Pestisit skandalı bir kez daha kanıtlandı. Tarım ve Orman Bakanlığı çiftçiden bihaber. Çiftçiler sorunlarının çözümünü pestisitte arıyor. Hem de bol bol arıyor. AKP iktidarı, burada sermayeye ekonomik bir alan yarattı. Gıda politikaları da bunu destekliyor.
YÜZDE 18’İ DENETLENİYOR
Greenpeace Türkiye, İstanbul’un gelir seviyesi ve yaşam kalitesi yüksek kentleri olan Şişli, Beşiktaş, Kadıköy ve Ataşehir’de semt pazarlarına ve zincir marketlere gitti. 14 farklı taze meyve-sebze grubunu çeşitli noktalardan satın alıp analize gönderdi.
Bu meyve-sebzelerin yüzde 33’ü yasal kalıntı limitini aşıyor. yüzde 61’i, limiti aşmasa da birden çok pestisit içeriyor. Avrupa’da, taze gıdalarda pestisit kullanılacaksa yalnızca bir tanesine izin veriliyor. Çünkü birden fazla pestisit bir araya geldiğinde oluşan toksik etkileşimler öngörülemiyor. Bu, sınırsız ihtimaller zinciri demek.
Birden fazla pestisit içeren ürünlerin yüzde 15’inde iki, yüzde 18’inde üç, yüzde 8’inde dört, yüzde 6’sında beş, yüzde 4’ünde altı, yüzde 12’sinde ise 7 ila 21 arasında pestisit tespit edildi. Bu ürünlerin yüzde 43’ünde PFAS (perflorlu ve poliflorlu alkil maddeler) içeren pestisitler vardı. PFAS maddeleri, insan vücudunda biriken, son derece kalıcı, toksik kimyasallar olarak biliniyor. Karaciğer hasarı, tiroid ve metabolizma bozuklukları, obezite, üreme sorunları ve kansere yol açıyorlar. 128 PFAS içeren pestisitten 75’inin Türkiye’de kullanım izni bulunuyor.
ALGI OPERASYONU BAŞLADI
Pestisit krizi gündeme oturunca Tarım ve Orman Bakanı kanal kanal gezmeye başladı. Anadolu Ajansı, infografiklerle algı yaratmaya kalktı. Söyledikleri tek şey şuydu: Yılda ortalama 4.6 milyon ton taze meyve-sebze ihraç ediliyor ve pestisitlere yönelik yılda 4.576 denetim yapılıyor.

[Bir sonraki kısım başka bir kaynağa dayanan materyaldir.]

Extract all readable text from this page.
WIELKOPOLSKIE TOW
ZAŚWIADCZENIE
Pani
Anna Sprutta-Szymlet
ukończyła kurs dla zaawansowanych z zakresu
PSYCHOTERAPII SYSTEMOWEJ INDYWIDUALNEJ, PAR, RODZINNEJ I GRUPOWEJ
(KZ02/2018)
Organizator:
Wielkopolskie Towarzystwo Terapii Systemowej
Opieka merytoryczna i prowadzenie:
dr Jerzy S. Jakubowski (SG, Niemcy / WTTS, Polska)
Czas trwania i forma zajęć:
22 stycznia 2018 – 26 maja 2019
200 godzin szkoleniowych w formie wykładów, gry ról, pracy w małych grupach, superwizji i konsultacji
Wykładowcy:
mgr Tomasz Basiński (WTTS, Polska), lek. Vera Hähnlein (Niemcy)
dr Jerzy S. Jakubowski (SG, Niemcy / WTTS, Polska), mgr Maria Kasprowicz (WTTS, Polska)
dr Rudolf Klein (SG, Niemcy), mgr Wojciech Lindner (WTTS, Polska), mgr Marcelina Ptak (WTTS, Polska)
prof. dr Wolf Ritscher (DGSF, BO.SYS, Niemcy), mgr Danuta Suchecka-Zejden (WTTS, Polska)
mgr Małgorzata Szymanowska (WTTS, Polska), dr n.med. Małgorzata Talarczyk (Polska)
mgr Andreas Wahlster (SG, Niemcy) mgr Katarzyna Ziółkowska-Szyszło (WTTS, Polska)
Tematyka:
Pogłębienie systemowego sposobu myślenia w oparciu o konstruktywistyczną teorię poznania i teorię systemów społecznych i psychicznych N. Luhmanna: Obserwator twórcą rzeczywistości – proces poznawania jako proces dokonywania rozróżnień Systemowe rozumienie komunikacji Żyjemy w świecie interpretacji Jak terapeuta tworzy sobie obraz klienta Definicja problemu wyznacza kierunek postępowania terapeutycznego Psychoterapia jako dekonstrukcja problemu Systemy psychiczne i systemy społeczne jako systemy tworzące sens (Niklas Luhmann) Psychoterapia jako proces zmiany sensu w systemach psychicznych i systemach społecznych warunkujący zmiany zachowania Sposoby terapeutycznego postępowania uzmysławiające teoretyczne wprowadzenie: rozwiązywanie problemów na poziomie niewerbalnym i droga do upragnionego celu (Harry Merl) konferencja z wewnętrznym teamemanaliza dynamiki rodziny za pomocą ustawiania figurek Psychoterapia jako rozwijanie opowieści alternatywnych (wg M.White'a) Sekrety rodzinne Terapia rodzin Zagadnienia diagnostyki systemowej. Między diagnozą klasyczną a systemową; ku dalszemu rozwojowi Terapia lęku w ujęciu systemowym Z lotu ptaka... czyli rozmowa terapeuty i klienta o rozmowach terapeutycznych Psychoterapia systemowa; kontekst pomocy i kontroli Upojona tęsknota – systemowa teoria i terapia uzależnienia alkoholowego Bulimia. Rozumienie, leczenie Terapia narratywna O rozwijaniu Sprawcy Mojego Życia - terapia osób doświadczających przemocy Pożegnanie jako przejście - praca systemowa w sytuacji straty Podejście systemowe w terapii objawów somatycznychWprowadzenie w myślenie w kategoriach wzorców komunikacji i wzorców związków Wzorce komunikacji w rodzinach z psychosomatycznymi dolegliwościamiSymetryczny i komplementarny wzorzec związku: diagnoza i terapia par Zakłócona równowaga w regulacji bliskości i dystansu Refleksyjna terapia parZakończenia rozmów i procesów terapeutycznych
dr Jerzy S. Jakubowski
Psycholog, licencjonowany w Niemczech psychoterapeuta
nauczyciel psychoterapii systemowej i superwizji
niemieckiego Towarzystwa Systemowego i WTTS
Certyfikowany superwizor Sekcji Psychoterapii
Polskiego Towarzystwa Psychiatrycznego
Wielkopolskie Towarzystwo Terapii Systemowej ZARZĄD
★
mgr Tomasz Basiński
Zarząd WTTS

Ancak bu rakamlar sadece ihraç edilen ürünler için geçerli.
İhraç edilmeyen ürünlerde durum çok daha vahim. Tarım ve Orman Bakanlığı, yurt içinde tüketilen taze meyve-sebzelerin sadece yüzde 0.18’ini denetleyebiliyor.
BAKANLIK TARLADAKİ GERÇEKLERDEN HABERSİZ
Bütünşehir Yasası’yla birlikte köyler idari yapılarını kaybetti, mahalleye dönüştürüldü. Köydeki idari yapılar kent merkezine taşındı. Kadrolar daraldı, kamu personeline yük bindirildi. Çiftçiler, Tarım ve Orman Bakanlığı’na ulaşamaz hâle geldi. Bakanlık mühendisleri sahada değil. Çiftçiler de pestisit satan sermayenin eline düştü.
Tarım ve Orman Bakanlığı’nın pestisit izleme-kontrol sistemleri yetersiz. Kim ne ekiyor, bilmiyorlar. Bugün planlı tarım yapıyoruz diyen bürokrat gerçeği söylemiyor. Ekili tarlalardaki zararlıları tespit edemiyorlar. Zaten tarlaya da gitmiyorlar. Çiftçiler, satın aldığı pestisitleri bol bol kullanıyor. Kullandıkça sermaye daha da çok satıyor, daha çok kazanıyor.
ZEHİRLİ GIDA, ZEHİRLİ SİYASETİN ÜRÜNÜ
Avrupa Birliği, pestisitleri yasakladığında üye ülkeler hızlıca uygulamaya geçiyor. AKP iktidarı ise bu tavsiyeleri en son uygulayan iktidar oluyor. Avrupa’dan çekilen pestisitler Türkiye’ye geliyor, toptan ucuza satılıyor. Avrupa hem satışını hem kullanımını yasaklarken, bizde sadece satış yasaklanıyor. Satıştan sonra yasak da edilse, bu pestisitler tarlalarda kullanılmaya devam ediyor.
AKP’nin yarattığı bu gıda ekonomisi ve yürüttüğü gıda politikaları, hepimizi yavaş yavaş zehirliyor.